Director Greg Newberry was rushing to get his Who Is Amos Otis? movie — about a man changed with assassinating a divisive Trump-style U.S. president during a Cincinnati visit — before Trump faced re-election in November 2020.
He didn't make it.
But he was able to release the trailer Jan. 4, 2021 — two days before the insurrection of the U.S. Capitol by Trump supporters foreshadowed in the movie.
"I sent the trailer to some friends in Los Angeles, and they just flipped out. And two days later the insurrection happened, and my phone blew up," Newberry says.
Trump supporters will flip out for other reasons.
Newberry, a local boutique advertising agency owner and a Democrat who ran for office in the 1980s, was inspired to write Who Is Amos Otis? after Trump was elected in 2016.
However, the name "Trump" is never mentioned in the film. In fact, the disruptive president is never named in Who Is Amos Otis?, which began a 90-day run Jan. 6 on Amazon Prime and other pay-per-view platforms.
Newberry says he was troubled by "the daily barrage of headlines and tweets that fueled the dangerously expanding divide among Americans … by race, class, culture and religion not seen since the days of Gettysburg. I wanted to create a story that illustrated the devastation we could cause to our future if we failed to act. The stakes for our country were too high to do nothing."
So Newberry, who has written Hollywood film scripts and directed over 80 TV commercials, wrote a screenplay about a mysterious assassin named Amos Otis (not the former Kansas City Royals outfielder). The Who Is Amos Otis? website asks the question: Is he a "presidential assassin or democracy's savior?"

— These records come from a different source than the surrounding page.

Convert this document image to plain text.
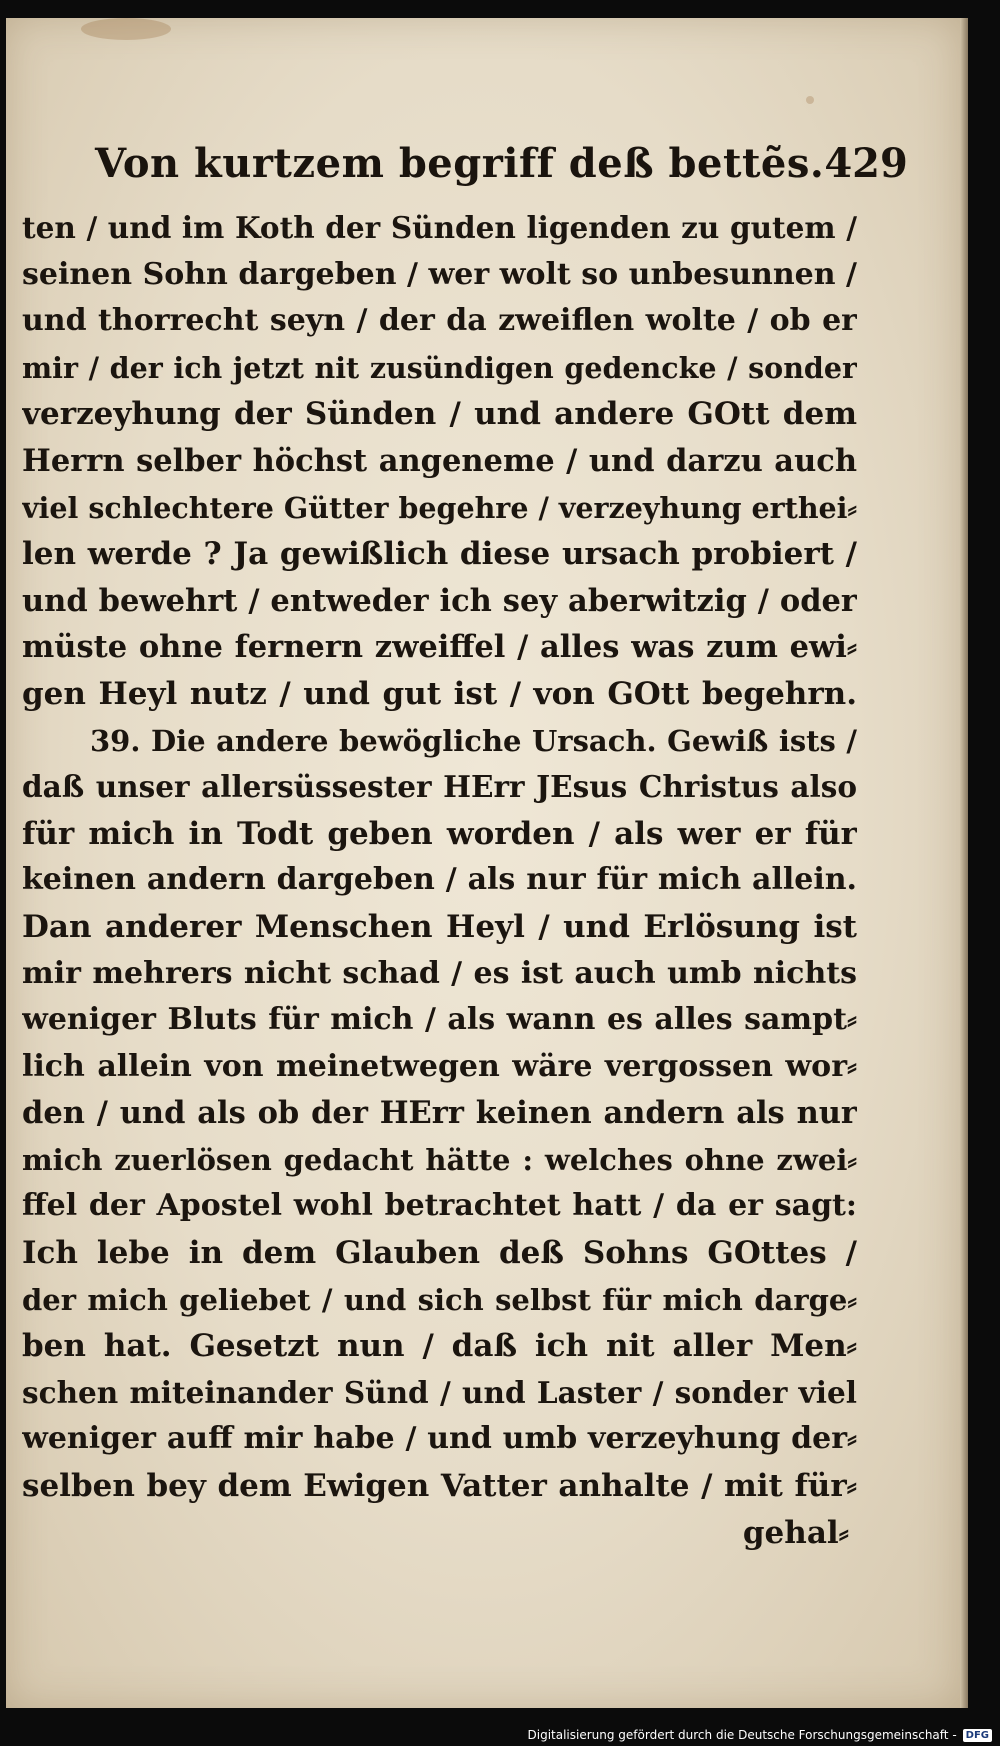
Von kurtzem begriff deß bettẽs. 429
ten / und im Koth der Sünden ligenden zu gutem /
seinen Sohn dargeben / wer wolt so unbesunnen /
und thorrecht seyn / der da zweiflen wolte / ob er
mir / der ich jetzt nit zusündigen gedencke / sonder
verzeyhung der Sünden / und andere GOtt dem
Herrn selber höchst angeneme / und darzu auch
viel schlechtere Gütter begehre / verzeyhung erthei⸗
len werde ? Ja gewißlich diese ursach probiert /
und bewehrt / entweder ich sey aberwitzig / oder
müste ohne fernern zweiffel / alles was zum ewi⸗
gen Heyl nutz / und gut ist / von GOtt begehrn.
39. Die andere bewögliche Ursach. Gewiß ists /
daß unser allersüssester HErr JEsus Christus also
für mich in Todt geben worden / als wer er für
keinen andern dargeben / als nur für mich allein.
Dan anderer Menschen Heyl / und Erlösung ist
mir mehrers nicht schad / es ist auch umb nichts
weniger Bluts für mich / als wann es alles sampt⸗
lich allein von meinetwegen wäre vergossen wor⸗
den / und als ob der HErr keinen andern als nur
mich zuerlösen gedacht hätte : welches ohne zwei⸗
ffel der Apostel wohl betrachtet hatt / da er sagt:
Ich lebe in dem Glauben deß Sohns GOttes /
der mich geliebet / und sich selbst für mich darge⸗
ben hat. Gesetzt nun / daß ich nit aller Men⸗
schen miteinander Sünd / und Laster / sonder viel
weniger auff mir habe / und umb verzeyhung der⸗
selben bey dem Ewigen Vatter anhalte / mit für⸗
gehal⸗
Digitalisierung gefördert durch die Deutsche Forschungsgemeinschaft - DFG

Then the O’Bryonville resident shifted gears and wrote his story as a play. He rented Memorial Hall in September 2019 and directed the courtroom drama for a weekend with an all-Cincinnati cast: Josh Katawick, Rico Reid, Michael G. Bath, A.J. Ford, Christine Brunner, Derek Snow, Christine Jones, Mike Dennis, Donald Volpenhein, Peggy Allen, Denise Dal Vera and Carol Brammer.
"The audience reaction was just overwhelming and unexpected. It sparked a lot of discussion. It really resonated with people." he says.
Wanting more people to see it, he re-assembled the cast nine months later and filmed Who Is Amos Otis? in just five weekends in summer 2020. He used the same Northern Kentucky United States Post Office courtroom seen in Extremely Wicked, Shockingly Evil and Vile, the Ted Bundy film shot here in 2018 with Zac Efron and Jim Parsons.
The other option for Newberry, who has had four screenplays optioned by Hollywood studios, was to have an agent shop it around West Coast studios and try to get a big-name star committed to the project.
"If we shopped it around for talent, that would take a year," he says. "And it would take five years of my life to get this completed. I didn't want to wait that long," says Newberry, who was the writer, director, executive producer, casting director and location scout for the film.
The play and film are essentially the same, except for the opening scene added for the movie showing Otis (Josh Katawick) doing some target practice along a river. Killing the president is not shown in either script; both focus on the court trial for Otis, with some Twilight Zone twists.
The press kit describes the plot this way: After assassinating the President, Amos Otis pleads self-defense and must convince the jury that America was not only under attack from an unhinged ruler — but that his actions saved the country and the world. The assassin's provocative testimony and ingenious defense turns the proceedings upside down and puts our country on trial. He confronts our political climate head-on while daring the jury to side with a murderer on a suicide mission to save them. No one can tell if he's a mad man, con man or savior of the world. Not even his attorney.
The unheard of 10-day shoot (most features take a month or more) was possible because the performers knew their lines from the play, says Newberry, who sometimes spends all day shooting a 30-second TV commercial. Ninety-five percent of the film was shot in a courtroom or jail cell. To fast track the editing, Newberry delivered a hard drive of the day's filming each evening to editor Mark Cretcher.
Newberry, a baby boomer who "grew up with the assassinations of JFK, Bobby Kennedy, Martin Luther King and Malcom X," explains that that there is a "long history of presidents and emperors being killed in theater, film and television. At the end of the day, it’s art. For this story, the death of a fictional president is a literary device that allows us to see what might have been."
Another literary device was not naming the president. "I wanted the president to be an enigma so people could create their own president in their minds based on their perspectives," he says.
The reaction to the film has been very positive — most likely from Democrats and Never Trump-ers.
"The response to this has been really great. It looks like $5 million," Newberry says. "I couldn't be more proud of it. Everyone worked so well together on it. Creatively, it's the most rewarding thing I've ever done."